I held the car door open, and the driver’s head rocked back. His eyes, staring at the ceiling, willing us – one or both, he didn’t care – to get in. ‘Let me go. I don’t even know why you brought me here.’ On the floor, by the car door, I noticed that the bottom part of her heel had snapped off. I don’t know what it’s called. The end of the spike, stuck in the grass. ‘I mean, this place, this whole thing. Now let me go.’

‘You said you wanted to see it,’ I told her, as she yanked the door towards her. I let go. I didn’t chase the car down the gravel towards the exit, didn’t throw fists into the air to let her know I was pissed off. Didn’t howl her almost-definitely-fake name at the moon. I stood there and watched the car go, until the headlights were behind the wall of the campus and then, I don’t know. Back to the room. Looked at my watch. Took my jacket off, took my one arm out of the jacket, and I lay down on the bed. I shut my eyes and thought how pleased I was I hadn’t taken her back to the apartment. The Bow rooms might be strange, but at least they weren’t haunted.

Here’s how I met Laura. Years before she broke things off with me. Our meet cute. American girls – in my experience, but I know, it’s not everybody, not all women, whatever – they like a meet cute. They want a story. Laura didn’t give a shit about the story. Turns out, I do.

She’d done an internship for Ocean, going around every department. Four years, while she did her degree; a degree that, rumour was, Bow paid for. Most everybody else was Ivy League and massively in debt. And she didn’t even study computing. She did her degree in psychology. The two most important things about her: she was Daniel Bow’s daughter – a second-generation genius, more Jeff Buckley than Sean Lennon – and she was self-taught, a programming prodigy, building game engines or whatever. That’s why we expected great things. We didn’t expect her to try and get onto the AI project with a chatbot.

I was to see if she had what it took. Ocean wanted her software, God knows why – I mean, hindsight, right? And the mark of every great tech genius is seeing in it what other people didn’t, making the most of it, milking that cow for all it’s worth – so he wanted her. Make sure she’s not a liability. See what legs the software’s got.

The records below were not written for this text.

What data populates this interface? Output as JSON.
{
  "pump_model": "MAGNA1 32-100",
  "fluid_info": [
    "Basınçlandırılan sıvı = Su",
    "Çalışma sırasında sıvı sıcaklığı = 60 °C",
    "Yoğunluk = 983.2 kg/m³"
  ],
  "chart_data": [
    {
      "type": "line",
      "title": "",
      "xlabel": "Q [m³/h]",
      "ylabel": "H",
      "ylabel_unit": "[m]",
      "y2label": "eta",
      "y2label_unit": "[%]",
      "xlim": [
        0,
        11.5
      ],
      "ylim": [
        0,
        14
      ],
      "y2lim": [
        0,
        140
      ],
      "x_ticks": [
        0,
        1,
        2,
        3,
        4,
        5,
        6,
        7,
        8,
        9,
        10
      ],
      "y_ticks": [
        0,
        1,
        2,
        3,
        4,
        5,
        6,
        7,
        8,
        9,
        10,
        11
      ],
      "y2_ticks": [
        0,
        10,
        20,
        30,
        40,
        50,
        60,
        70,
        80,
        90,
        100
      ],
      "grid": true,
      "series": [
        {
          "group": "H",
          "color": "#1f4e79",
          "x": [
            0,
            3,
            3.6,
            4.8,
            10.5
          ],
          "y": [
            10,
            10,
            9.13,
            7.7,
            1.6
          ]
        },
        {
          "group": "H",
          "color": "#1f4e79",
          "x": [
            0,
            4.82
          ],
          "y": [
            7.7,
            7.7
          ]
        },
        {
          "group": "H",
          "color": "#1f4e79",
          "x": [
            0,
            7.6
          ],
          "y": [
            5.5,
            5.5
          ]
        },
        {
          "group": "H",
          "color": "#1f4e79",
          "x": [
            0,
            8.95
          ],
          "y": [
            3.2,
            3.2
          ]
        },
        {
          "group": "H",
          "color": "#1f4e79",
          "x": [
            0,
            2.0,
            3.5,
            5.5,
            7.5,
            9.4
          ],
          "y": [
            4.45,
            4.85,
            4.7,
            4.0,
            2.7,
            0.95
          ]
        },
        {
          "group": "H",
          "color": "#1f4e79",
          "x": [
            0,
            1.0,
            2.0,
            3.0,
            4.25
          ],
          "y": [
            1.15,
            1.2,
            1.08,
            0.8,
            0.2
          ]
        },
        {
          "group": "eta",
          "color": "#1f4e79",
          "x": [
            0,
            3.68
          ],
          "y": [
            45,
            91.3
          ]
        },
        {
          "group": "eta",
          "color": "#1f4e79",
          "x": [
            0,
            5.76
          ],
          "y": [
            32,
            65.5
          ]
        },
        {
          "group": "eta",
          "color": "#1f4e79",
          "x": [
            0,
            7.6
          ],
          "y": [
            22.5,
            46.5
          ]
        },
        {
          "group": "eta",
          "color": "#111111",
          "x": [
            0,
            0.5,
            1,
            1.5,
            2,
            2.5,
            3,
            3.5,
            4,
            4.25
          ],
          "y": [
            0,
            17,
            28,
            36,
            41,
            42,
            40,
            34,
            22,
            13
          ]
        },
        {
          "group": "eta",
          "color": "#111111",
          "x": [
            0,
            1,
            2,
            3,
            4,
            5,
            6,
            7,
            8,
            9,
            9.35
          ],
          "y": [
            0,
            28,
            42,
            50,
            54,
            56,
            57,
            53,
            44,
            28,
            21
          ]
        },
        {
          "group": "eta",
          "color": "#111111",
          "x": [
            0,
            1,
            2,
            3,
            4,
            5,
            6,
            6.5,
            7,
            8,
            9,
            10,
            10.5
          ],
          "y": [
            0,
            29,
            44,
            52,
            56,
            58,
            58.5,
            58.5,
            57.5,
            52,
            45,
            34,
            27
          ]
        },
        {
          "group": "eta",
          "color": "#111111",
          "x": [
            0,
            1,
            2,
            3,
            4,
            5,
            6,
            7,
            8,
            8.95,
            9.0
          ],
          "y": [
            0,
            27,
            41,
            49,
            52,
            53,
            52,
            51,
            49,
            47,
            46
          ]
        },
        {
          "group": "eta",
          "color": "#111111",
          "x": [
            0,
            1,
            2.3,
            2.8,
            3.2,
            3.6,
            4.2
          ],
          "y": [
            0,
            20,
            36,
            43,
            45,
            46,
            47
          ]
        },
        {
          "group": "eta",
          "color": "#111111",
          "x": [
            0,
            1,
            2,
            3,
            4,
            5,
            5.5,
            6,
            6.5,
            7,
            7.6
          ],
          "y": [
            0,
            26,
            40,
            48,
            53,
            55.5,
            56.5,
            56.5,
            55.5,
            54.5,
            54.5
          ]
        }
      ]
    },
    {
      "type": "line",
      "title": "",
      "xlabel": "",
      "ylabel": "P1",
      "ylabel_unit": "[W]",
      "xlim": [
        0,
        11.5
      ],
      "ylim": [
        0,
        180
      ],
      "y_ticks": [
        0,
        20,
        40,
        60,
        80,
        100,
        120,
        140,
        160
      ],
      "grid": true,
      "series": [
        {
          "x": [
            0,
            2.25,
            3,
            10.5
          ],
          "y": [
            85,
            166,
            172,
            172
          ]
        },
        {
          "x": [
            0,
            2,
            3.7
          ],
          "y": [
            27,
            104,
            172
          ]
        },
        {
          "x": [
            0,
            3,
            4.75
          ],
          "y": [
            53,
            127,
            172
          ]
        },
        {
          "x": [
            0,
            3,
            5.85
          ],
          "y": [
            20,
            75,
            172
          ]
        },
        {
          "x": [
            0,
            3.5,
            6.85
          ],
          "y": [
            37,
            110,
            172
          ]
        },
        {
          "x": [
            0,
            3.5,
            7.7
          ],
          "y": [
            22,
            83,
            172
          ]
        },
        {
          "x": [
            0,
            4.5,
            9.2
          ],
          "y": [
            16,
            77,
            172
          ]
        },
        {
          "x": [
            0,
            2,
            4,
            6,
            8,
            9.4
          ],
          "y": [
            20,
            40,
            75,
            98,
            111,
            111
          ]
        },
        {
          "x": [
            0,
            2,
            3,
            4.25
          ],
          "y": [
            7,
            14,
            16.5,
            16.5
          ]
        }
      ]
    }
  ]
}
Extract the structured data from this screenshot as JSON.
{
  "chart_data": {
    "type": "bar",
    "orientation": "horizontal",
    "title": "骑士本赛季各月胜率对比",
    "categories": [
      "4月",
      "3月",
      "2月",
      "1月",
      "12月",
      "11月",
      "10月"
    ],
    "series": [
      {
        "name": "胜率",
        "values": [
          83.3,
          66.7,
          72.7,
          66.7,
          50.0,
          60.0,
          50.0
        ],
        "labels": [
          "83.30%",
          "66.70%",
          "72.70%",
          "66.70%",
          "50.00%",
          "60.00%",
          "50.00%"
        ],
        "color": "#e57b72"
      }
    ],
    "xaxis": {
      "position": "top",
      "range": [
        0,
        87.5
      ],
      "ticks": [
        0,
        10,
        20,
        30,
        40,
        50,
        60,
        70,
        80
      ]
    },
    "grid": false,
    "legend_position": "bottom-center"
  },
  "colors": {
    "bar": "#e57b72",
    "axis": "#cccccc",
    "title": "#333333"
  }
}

I conducted Laura’s interview. I was four years older than her, still massively in debt, and I was making something of myself. All Laura had was the entitlement of a paid-for education and a claim to have traveled the world; or, at least, that corner of the world people talk about, when they say they’ve traveled the world. And there she was, kid of an icon, debt-free, shipped over from England like we should all fucking curtsey. I was furious, before I met her. And she sat down, reached over, shook my hand. ‘I’ve seen what you’re working on with SCION,’ she said, ‘it’s really interesting. You’re in charge of deep learning, right?’

‘Sure,’ I said, ‘myself and Park.’

‘Park! Oh, I met that guy.’

‘Yeah,’ I told her, ‘I’m sorry. Don’t judge us all, based on him. He’s about as much a stereotype as works here you’ll ever meet.’